Background: Asthma and Allergic Rhinitis (AR) often coexist, with a significant number of AR patients eventually developing asthma. Early detection and treatment of AR can prevent disease progression and enhance the quality of life.
Objectives and Methods: This study explores the roles of Interleukin-1β (IL-1β), a pro-inflammatory cytokine, and inducible Nitric Oxide Synthase (iNOS) in the comorbidity of AR and asthma, as well as their impact on lung function in Korean children with perennial AR. A cohort of 240 subjects (aged 6-10 years old) with AR and comorbid asthma were assessed for various biomarkers, including IL-1β, iNOS, and Epithelial-Mesenchymal Transition (EMT) markers. We examined the blood levels of eosinophils and Immunoglobulin E (IgE). IL-1β, CCL-24, E-cadherin, and vimentin were measured using Enzyme-Linked Immunosorbent Assay (ELISA), while epithelial iNOS was evaluated with the NOS kit.

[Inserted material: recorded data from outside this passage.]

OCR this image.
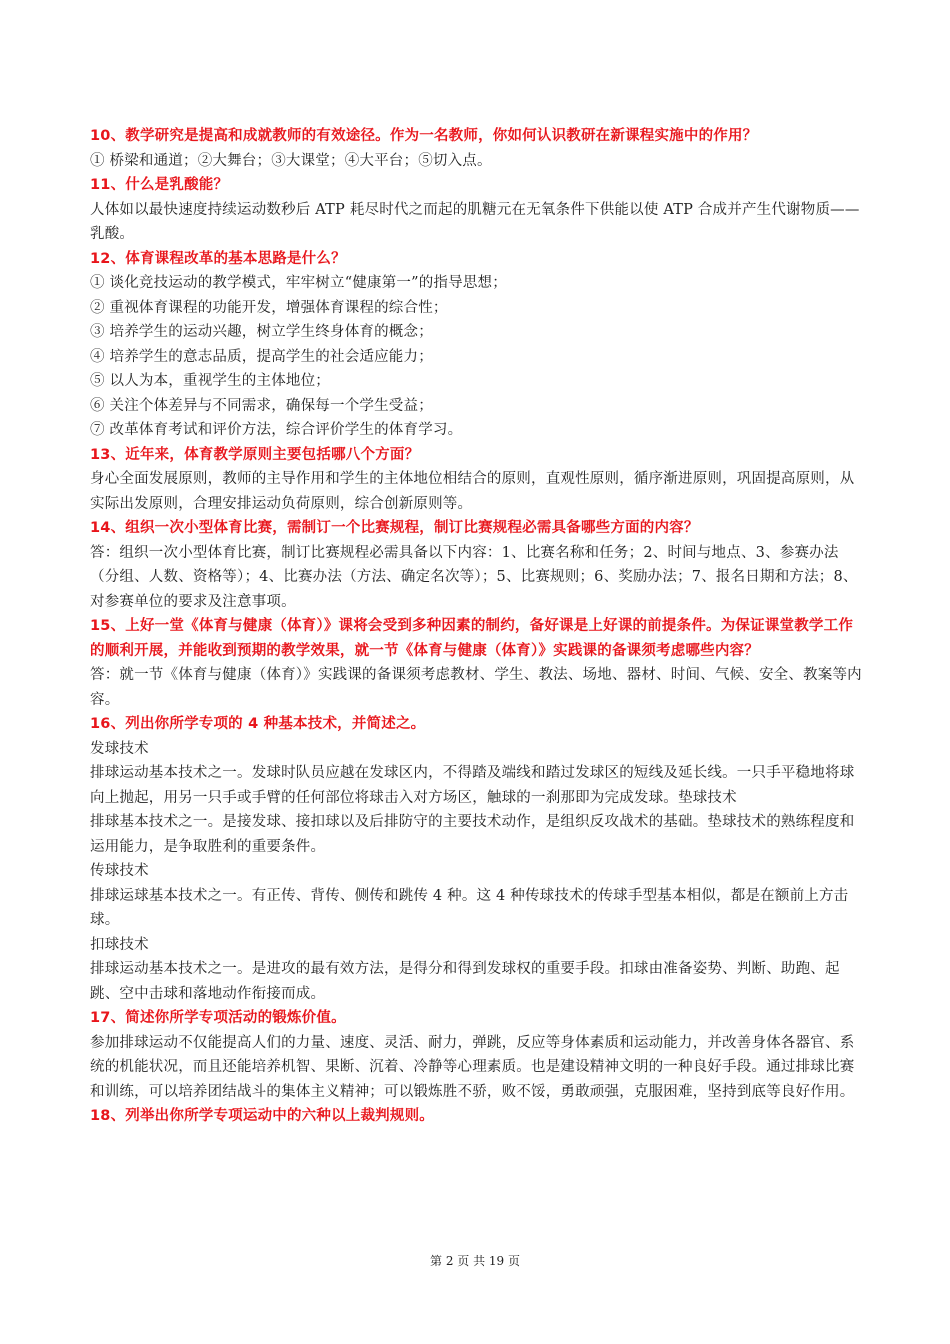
10、教学研究是提高和成就教师的有效途径。作为一名教师，你如何认识教研在新课程实施中的作用？

① 桥梁和通道；②大舞台；③大课堂；④大平台；⑤切入点。

11、什么是乳酸能？

人体如以最快速度持续运动数秒后 ATP 耗尽时代之而起的肌糖元在无氧条件下供能以使 ATP 合成并产生代谢物质——乳酸。

12、体育课程改革的基本思路是什么？

① 谈化竞技运动的教学模式，牢牢树立“健康第一”的指导思想；

② 重视体育课程的功能开发，增强体育课程的综合性；

③ 培养学生的运动兴趣，树立学生终身体育的概念；

④ 培养学生的意志品质，提高学生的社会适应能力；

⑤ 以人为本，重视学生的主体地位；

⑥ 关注个体差异与不同需求，确保每一个学生受益；

⑦ 改革体育考试和评价方法，综合评价学生的体育学习。

13、近年来，体育教学原则主要包括哪八个方面？

身心全面发展原则，教师的主导作用和学生的主体地位相结合的原则，直观性原则，循序渐进原则，巩固提高原则，从实际出发原则，合理安排运动负荷原则，综合创新原则等。

14、组织一次小型体育比赛，需制订一个比赛规程，制订比赛规程必需具备哪些方面的内容？

答：组织一次小型体育比赛，制订比赛规程必需具备以下内容：1、比赛名称和任务；2、时间与地点、3、参赛办法（分组、人数、资格等）；4、比赛办法（方法、确定名次等）；5、比赛规则；6、奖励办法；7、报名日期和方法；8、对参赛单位的要求及注意事项。

15、上好一堂《体育与健康（体育）》课将会受到多种因素的制约，备好课是上好课的前提条件。为保证课堂教学工作的顺利开展，并能收到预期的教学效果，就一节《体育与健康（体育）》实践课的备课须考虑哪些内容？

答：就一节《体育与健康（体育）》实践课的备课须考虑教材、学生、教法、场地、器材、时间、气候、安全、教案等内容。

16、列出你所学专项的 4 种基本技术，并简述之。

发球技术

排球运动基本技术之一。发球时队员应越在发球区内，不得踏及端线和踏过发球区的短线及延长线。一只手平稳地将球向上抛起，用另一只手或手臂的任何部位将球击入对方场区，触球的一刹那即为完成发球。垫球技术

排球基本技术之一。是接发球、接扣球以及后排防守的主要技术动作，是组织反攻战术的基础。垫球技术的熟练程度和运用能力，是争取胜利的重要条件。

传球技术

排球运球基本技术之一。有正传、背传、侧传和跳传 4 种。这 4 种传球技术的传球手型基本相似，都是在额前上方击球。

扣球技术

排球运动基本技术之一。是进攻的最有效方法，是得分和得到发球权的重要手段。扣球由准备姿势、判断、助跑、起跳、空中击球和落地动作衔接而成。

17、简述你所学专项活动的锻炼价值。

参加排球运动不仅能提高人们的力量、速度、灵活、耐力，弹跳，反应等身体素质和运动能力，并改善身体各器官、系统的机能状况，而且还能培养机智、果断、沉着、冷静等心理素质。也是建设精神文明的一种良好手段。通过排球比赛和训练，可以培养团结战斗的集体主义精神；可以锻炼胜不骄，败不馁，勇敢顽强，克服困难，坚持到底等良好作用。

18、列举出你所学专项运动中的六种以上裁判规则。

第 2 页 共 19 页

Results: Our observations revealed that elevated serum levels of IL-1β, iNOS, and vimentin emerged as significant risk factors for the development of AR and asthma comorbidity. Additionally, IL-1β, iNOS, and vimentin were identified as significant risk factors for decreased lung function in children with perennial AR. Moreover, IL-1β expression was found to correlate with the expression of E-cadherin, vimentin, and CCL-24. iNOS expression correlated with the expression of CCL-24 in children with AR. However, there was no observed correlation between IL-1β and iNOS.
Conclusions: This study underscores the significance of IL-1β and iNOS in the progression of AR and asthma comorbidity, suggesting them as potential targets for early intervention and treatment.